Gestern, 11:42
(Gestern, 00:00)SebastiAn86 schrieb:
- Ich möchte, dass das Gericht uns zum Jugendamt zurück schickt. Warum soll das Kind vor Gericht erscheinen?
- Ich habe Angst um das Wohl meines Kindes und möchte ihm dieses Erlebnis ersparen. Kann ich das verhindern?

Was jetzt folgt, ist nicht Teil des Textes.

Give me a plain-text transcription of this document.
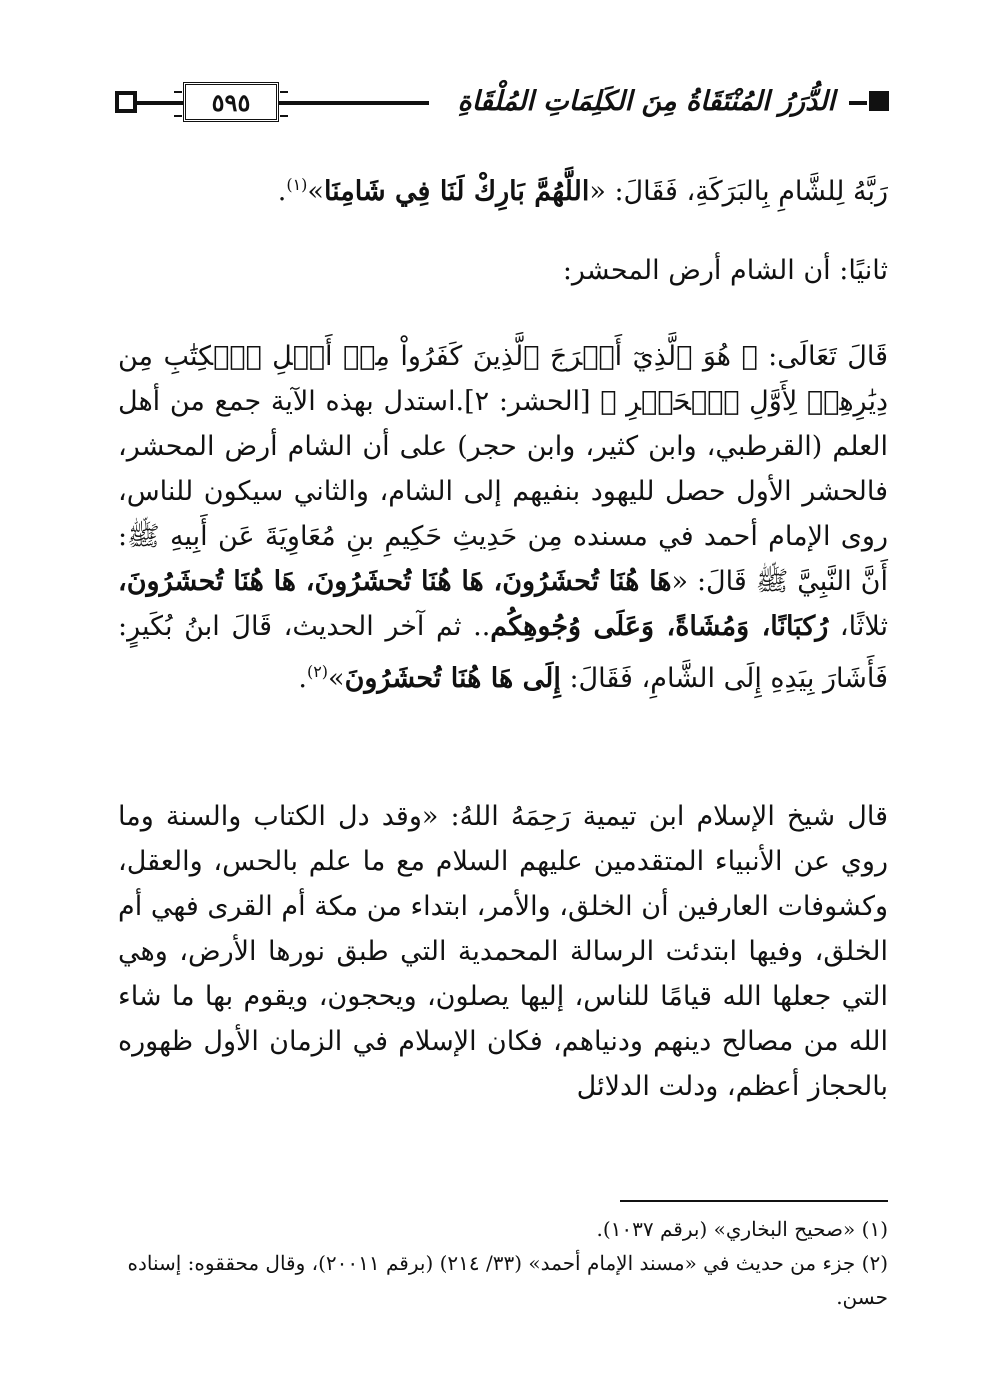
٥٩٥	الدُّرَرُ المُنْتَقَاةُ مِنَ الكَلِمَاتِ المُلْقَاةِ
رَبَّهُ لِلشَّامِ بِالبَرَكَةِ، فَقَالَ: «اللَّهُمَّ بَارِكْ لَنَا فِي شَامِنَا»$^{(١)}$.
ثانيًا: أن الشام أرض المحشر:
قَالَ تَعَالَى: ﴿ هُوَ ٱلَّذِيٓ أَخۡرَجَ ٱلَّذِينَ كَفَرُواْ مِنۡ أَهۡلِ ٱلۡكِتَٰبِ مِن دِيَٰرِهِمۡ لِأَوَّلِ ٱلۡحَشۡرِ ﴾ [الحشر: ٢].استدل بهذه الآية جمع من أهل العلم (القرطبي، وابن كثير، وابن حجر) على أن الشام أرض المحشر، فالحشر الأول حصل لليهود بنفيهم إلى الشام، والثاني سيكون للناس، روى الإمام أحمد في مسنده مِن حَدِيثِ حَكِيمِ بنِ مُعَاوِيَةَ عَن أَبِيهِ ﷺ: أَنَّ النَّبِيَّ ﷺ قَالَ: «هَا هُنَا تُحشَرُونَ، هَا هُنَا تُحشَرُونَ، هَا هُنَا تُحشَرُونَ، ثلاثًا، رُكبَانًا، وَمُشَاةً، وَعَلَى وُجُوهِكُم.. ثم آخر الحديث، قَالَ ابنُ بُكَيرٍ: فَأَشَارَ بِيَدِهِ إِلَى الشَّامِ، فَقَالَ: إِلَى هَا هُنَا تُحشَرُونَ»$^{(٢)}$.
قال شيخ الإسلام ابن تيمية رَحِمَهُ اللهُ: «وقد دل الكتاب والسنة وما روي عن الأنبياء المتقدمين عليهم السلام مع ما علم بالحس، والعقل، وكشوفات العارفين أن الخلق، والأمر، ابتداء من مكة أم القرى فهي أم الخلق، وفيها ابتدئت الرسالة المحمدية التي طبق نورها الأرض، وهي التي جعلها الله قيامًا للناس، إليها يصلون، ويحجون، ويقوم بها ما شاء الله من مصالح دينهم ودنياهم، فكان الإسلام في الزمان الأول ظهوره بالحجاز أعظم، ودلت الدلائل
(١) «صحيح البخاري» (برقم ١٠٣٧).
(٢) جزء من حديث في «مسند الإمام أحمد» (٣٣/ ٢١٤) (برقم ٢٠٠١١)، وقال محققوه: إسناده حسن.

- Ich sorge mich, dass das Kind durch den vermeintlichen Verlusst seines Umfeldes und das unabgesprochene Vorgehen seiner Eltern massiv verunsichert wird. Was kann ich tun, um dem Kind die falsche Ansprache der Mutter zu meinem Auszug zu ersparen? Die Anhörung vor Gericht kommt zu spät...
- Tut überhaupt irgendjemand etwas, was meine Vaterrolle im Leben meines Sohnes erhält?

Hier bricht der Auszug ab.